Voices is the Dorset Echo's weekly youth page, written for young people by young people

Plastic pollution is a life-threatening situation; we must solve how we can make an end to it.

Every year, eight million metric tonnes of plastic is thrown or dumped into the ocean. That’s a lot of plastic.

If you didn’t know, only six per cent of the plastic that is put in the recycling is actually recycled.

Hundreds and thousands of people drop litter on the way home, and it takes years to decompose.

At our school we use these things called eco-bricks. Eco-bricks are plastic bottles that weigh more than 500g with plastic in them. Some people make chairs or seats out of them.

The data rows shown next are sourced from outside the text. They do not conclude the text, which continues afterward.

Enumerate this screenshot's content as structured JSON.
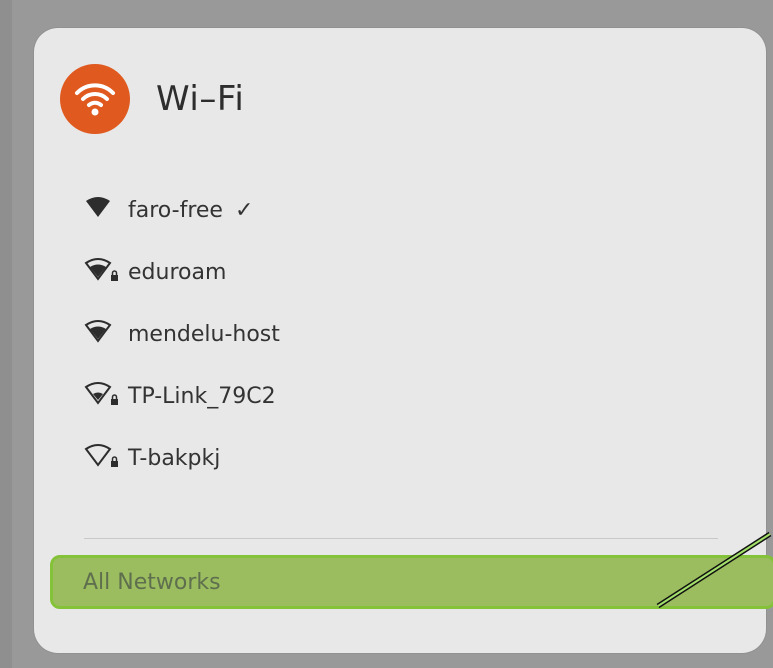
{
  "panel": {
    "title": "Wi–Fi"
  },
  "networks": [
    {
      "name": "faro-free",
      "signal": "full",
      "secured": false,
      "connected": true
    },
    {
      "name": "eduroam",
      "signal": "medium",
      "secured": true,
      "connected": false
    },
    {
      "name": "mendelu-host",
      "signal": "medium",
      "secured": false,
      "connected": false
    },
    {
      "name": "TP-Link_79C2",
      "signal": "low",
      "secured": true,
      "connected": false
    },
    {
      "name": "T-bakpkj",
      "signal": "none",
      "secured": true,
      "connected": false
    }
  ],
  "all_networks_label": "All Networks",
  "colors": {
    "accent": "#e05a20",
    "highlight": "#9bbd60",
    "highlight_border": "#84c23a"
  }
}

The biggest source of pollution in the ocean is directly from land based sources, such as oil, dirt, septic tanks, farms, ranches and motor vehicles, among other larger sources.

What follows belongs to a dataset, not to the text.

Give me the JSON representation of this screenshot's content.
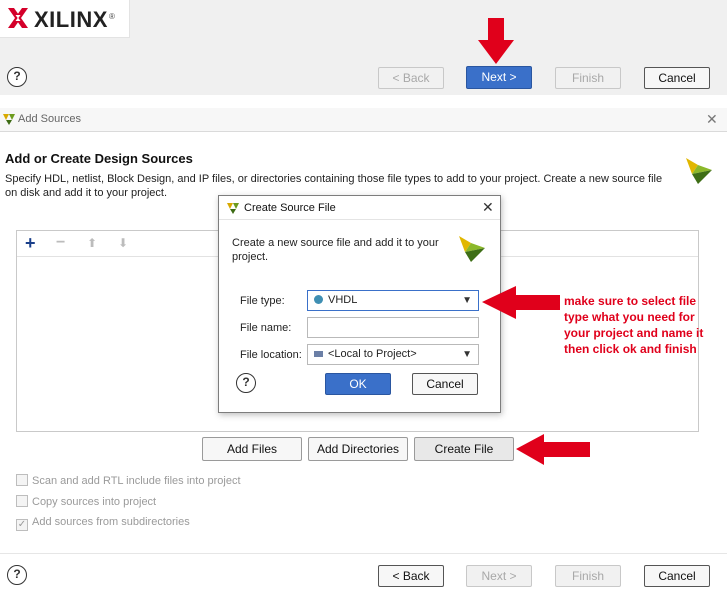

People go to the shops and buy plastic-wrapped items every day. The plastic wrapping usually just gets thrown in the bin and more local shops are starting to sell more open and fresh fruit and vegetables (you weigh them and then pay for the weight).

This is using less plastic and making a good start on cleaning up our environment.

Turtles sometimes mistake plastic bags for jelly fish and eat them.

Oil is a bad because it is another source destroying, polluting and killing our oceans.

It makes it hard for an animal to survive in the water. It has toxic chemicals that can even poison the animals if they swallow it. It can make roads dangerous too, and unsafe for drivers.